California plans to lift all its coronavirus restrictions on June 15, provided there are enough Covid-19 vaccines available for anyone age 16 or older and hospitalizations remain low and stable, state officials announced on Tuesday.
The move in June will allow Californians to return to restaurants, bars, movie theaters, houses of worship and concerts without strict capacity limits for the first time in more than a year. President Biden has said there will be enough vaccines available for all adults by the end of May.
Other states have already eased health restrictions at a time when the Biden administration is pleading with them not to make those changes just yet. The country is facing a fourth possible surge of the virus, and there are concerns about the spread of worrisome virus variants. In many states, coronavirus case counts have been climbing.
“I think if everyone continues down the road we’re on now, it will be behind us, but it’s not over yet,” Mr. Biden said on Tuesday during a visit to a vaccination site in Alexandria, Va.
Later in the afternoon, during remarks at the White House, he emphasized how serious the fight against the virus remained. “Let me be deadly earnest with you: We aren’t at the finish line. We still have a lot of work to do,” he said. “We’re still in a life and death race against this virus.”
But in California, cases have been declining since hitting a peak early this year, with the state now averaging around 2,700 new cases a day, the lowest figure since last June.
And according to data from the Centers for Disease Control and Prevention, as of Tuesday, 35 percent of the state’s total population has received at least one vaccine shot, and 18 percent are fully vaccinated.
“With more than 20 million vaccines administered across the state, it is time to turn the page on our tier system and begin looking to fully reopen California’s economy,” Gov. Gavin Newsom said in a statement. “We can now begin planning for our lives post-pandemic.”
The state will, however, keep in place a mask mandate for the foreseeable future, and there will be some limits on large indoor events or conventions of more than 5,000 people at least until fall.
The state has become a high-profile case study of the ways in which reopening a vast economy can be much more complex, unequal and politically fraught than shutting one down.
California was the first state to implement a stay-at-home order last year, on March 19, plunging the state’s 40 million residents into the nation’s largest experiment in preventing transmission of what was then a mystery-shrouded virus.
Since then, California has toggled among various levels of restriction as new cases have surged, receded and then surged again, overwhelming hospitals in the winter, even as other states have allowed full reopenings.
Mr. Newsom was widely criticized last year when he attended a dinner for a lobbyist friend’s birthday at one of Napa Valley’s most exclusive restaurants, the French Laundry, after imploring Californians to be vigilant and to refrain from seeing their relatives during the holidays.
His administration’s ever-changing reopening strategies, which have been implemented piecemeal across the state’s 58 counties, have also come under fire.
The latest announcement will lift what state leaders have referred to as California’s “Blueprint for a Safer Economy,” which laid out a system of color-coded tiers of restrictions. As individual counties reached certain case thresholds, they were allowed to move through the tiers, a system first introduced in August when the state was grappling with an alarming rise in new cases.
Mr. Newsom and other state leaders emphasized that the state needed to have the ability to quickly reimpose emergency measures if hospitals started to fill up.
Around Thanksgiving, there were signs that public health officials’ worst fears would be realized. By December, hospitals — especially in hard hit areas, like Los Angeles — were overwhelmed with patients, and the state ordered Californians to stay at home again.
Now, as the focus has turned to the state’s vaccine rollout,Californians have been frustrated with what they have seen as a confusing and chaotic effort.

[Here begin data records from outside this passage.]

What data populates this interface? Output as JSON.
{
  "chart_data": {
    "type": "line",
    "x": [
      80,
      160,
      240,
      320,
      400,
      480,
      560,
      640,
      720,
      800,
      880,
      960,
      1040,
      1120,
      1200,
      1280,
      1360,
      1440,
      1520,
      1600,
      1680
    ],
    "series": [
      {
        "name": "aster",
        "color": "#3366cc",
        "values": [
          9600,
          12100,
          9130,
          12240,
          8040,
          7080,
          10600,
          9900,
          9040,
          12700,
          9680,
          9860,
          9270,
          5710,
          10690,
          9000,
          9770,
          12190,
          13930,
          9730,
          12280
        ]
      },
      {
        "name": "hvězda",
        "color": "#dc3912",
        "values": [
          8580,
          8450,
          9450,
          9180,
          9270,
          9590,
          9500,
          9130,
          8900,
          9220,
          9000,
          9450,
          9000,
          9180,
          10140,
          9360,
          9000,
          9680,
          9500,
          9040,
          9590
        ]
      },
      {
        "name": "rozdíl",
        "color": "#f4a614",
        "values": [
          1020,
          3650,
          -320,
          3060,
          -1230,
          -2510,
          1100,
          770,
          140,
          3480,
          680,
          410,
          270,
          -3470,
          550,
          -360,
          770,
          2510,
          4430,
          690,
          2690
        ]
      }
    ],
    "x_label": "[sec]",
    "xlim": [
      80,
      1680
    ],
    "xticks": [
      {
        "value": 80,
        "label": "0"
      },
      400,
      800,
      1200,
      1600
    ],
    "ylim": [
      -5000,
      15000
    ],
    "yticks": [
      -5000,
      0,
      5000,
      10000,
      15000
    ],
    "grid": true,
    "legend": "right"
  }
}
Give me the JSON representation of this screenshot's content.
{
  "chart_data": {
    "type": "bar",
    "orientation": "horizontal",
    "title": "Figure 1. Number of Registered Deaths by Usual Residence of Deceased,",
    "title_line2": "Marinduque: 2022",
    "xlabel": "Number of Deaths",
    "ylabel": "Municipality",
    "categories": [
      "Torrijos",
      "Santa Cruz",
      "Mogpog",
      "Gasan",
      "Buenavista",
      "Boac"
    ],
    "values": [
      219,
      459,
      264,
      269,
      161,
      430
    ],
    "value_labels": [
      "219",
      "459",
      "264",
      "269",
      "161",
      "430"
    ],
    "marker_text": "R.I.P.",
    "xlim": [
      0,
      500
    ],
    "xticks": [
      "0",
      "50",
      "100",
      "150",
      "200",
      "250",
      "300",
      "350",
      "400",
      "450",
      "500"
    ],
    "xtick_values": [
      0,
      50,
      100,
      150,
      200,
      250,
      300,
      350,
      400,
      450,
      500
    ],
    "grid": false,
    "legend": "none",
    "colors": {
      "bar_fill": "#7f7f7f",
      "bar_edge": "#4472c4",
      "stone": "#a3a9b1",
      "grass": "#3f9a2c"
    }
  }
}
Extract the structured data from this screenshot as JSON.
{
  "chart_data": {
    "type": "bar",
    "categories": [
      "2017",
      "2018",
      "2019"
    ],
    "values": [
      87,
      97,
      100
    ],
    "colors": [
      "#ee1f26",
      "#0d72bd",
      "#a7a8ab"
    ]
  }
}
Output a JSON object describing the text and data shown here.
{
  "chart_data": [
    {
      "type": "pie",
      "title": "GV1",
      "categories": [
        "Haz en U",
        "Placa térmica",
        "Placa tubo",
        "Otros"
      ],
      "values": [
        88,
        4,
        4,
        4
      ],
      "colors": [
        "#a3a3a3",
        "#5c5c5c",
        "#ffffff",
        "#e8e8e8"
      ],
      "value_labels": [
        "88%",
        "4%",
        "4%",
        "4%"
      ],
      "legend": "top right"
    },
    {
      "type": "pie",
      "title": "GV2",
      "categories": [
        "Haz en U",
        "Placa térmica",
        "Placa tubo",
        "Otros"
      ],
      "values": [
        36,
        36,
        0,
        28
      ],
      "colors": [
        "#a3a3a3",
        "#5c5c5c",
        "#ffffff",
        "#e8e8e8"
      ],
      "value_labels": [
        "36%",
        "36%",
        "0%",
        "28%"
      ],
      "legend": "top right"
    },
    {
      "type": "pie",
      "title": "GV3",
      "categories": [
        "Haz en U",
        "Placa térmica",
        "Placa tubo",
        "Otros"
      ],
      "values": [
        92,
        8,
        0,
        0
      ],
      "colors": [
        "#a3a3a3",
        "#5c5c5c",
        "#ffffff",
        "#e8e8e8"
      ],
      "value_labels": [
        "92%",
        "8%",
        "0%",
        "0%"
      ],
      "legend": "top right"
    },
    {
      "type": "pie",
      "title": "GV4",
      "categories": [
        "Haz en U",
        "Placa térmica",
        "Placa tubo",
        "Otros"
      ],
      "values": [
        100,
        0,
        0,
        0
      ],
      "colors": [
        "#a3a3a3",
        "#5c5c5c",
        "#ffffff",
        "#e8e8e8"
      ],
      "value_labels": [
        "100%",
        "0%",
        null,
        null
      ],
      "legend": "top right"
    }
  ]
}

When state officials recently announced that the state would expand vaccine eligibility to anyone 16 or older starting April 15, Dr. Christopher Longhurst, U.C. San Diego Health’s chief information officer, predicted “continued frustration as more people become eligible but supply is not available to meet demand.”
Experts have also criticized the process for allowing poorer and harder-hit communities to be bypassed, even though state officials have repeatedly said equity was a “North Star” for their efforts.
Leaders in California are painfully aware of the divide between the state’s wealthiest and often whitest communities, on the one hand, and its poorest communities, often home to predominantly Latino essential workers, on the other, and so advocates for equity have said that speed and precision should both be priorities in the distribution of vaccines.
“Equity and scale are possible for the wealthiest states in the nation,” Jacqueline Martinez Garcel, chief executive of the Latino Community Foundation, said recently.
State officials said on Tuesday that they were confident in the state’s ability to inoculate millions more Californians, including particularly vulnerable workers, over the next couple of months.
“We’ve been very thoughtful and measured with who’s eligible to be vaccinated,” said Dr. Mark Ghaly, the state’s secretary of health and human services.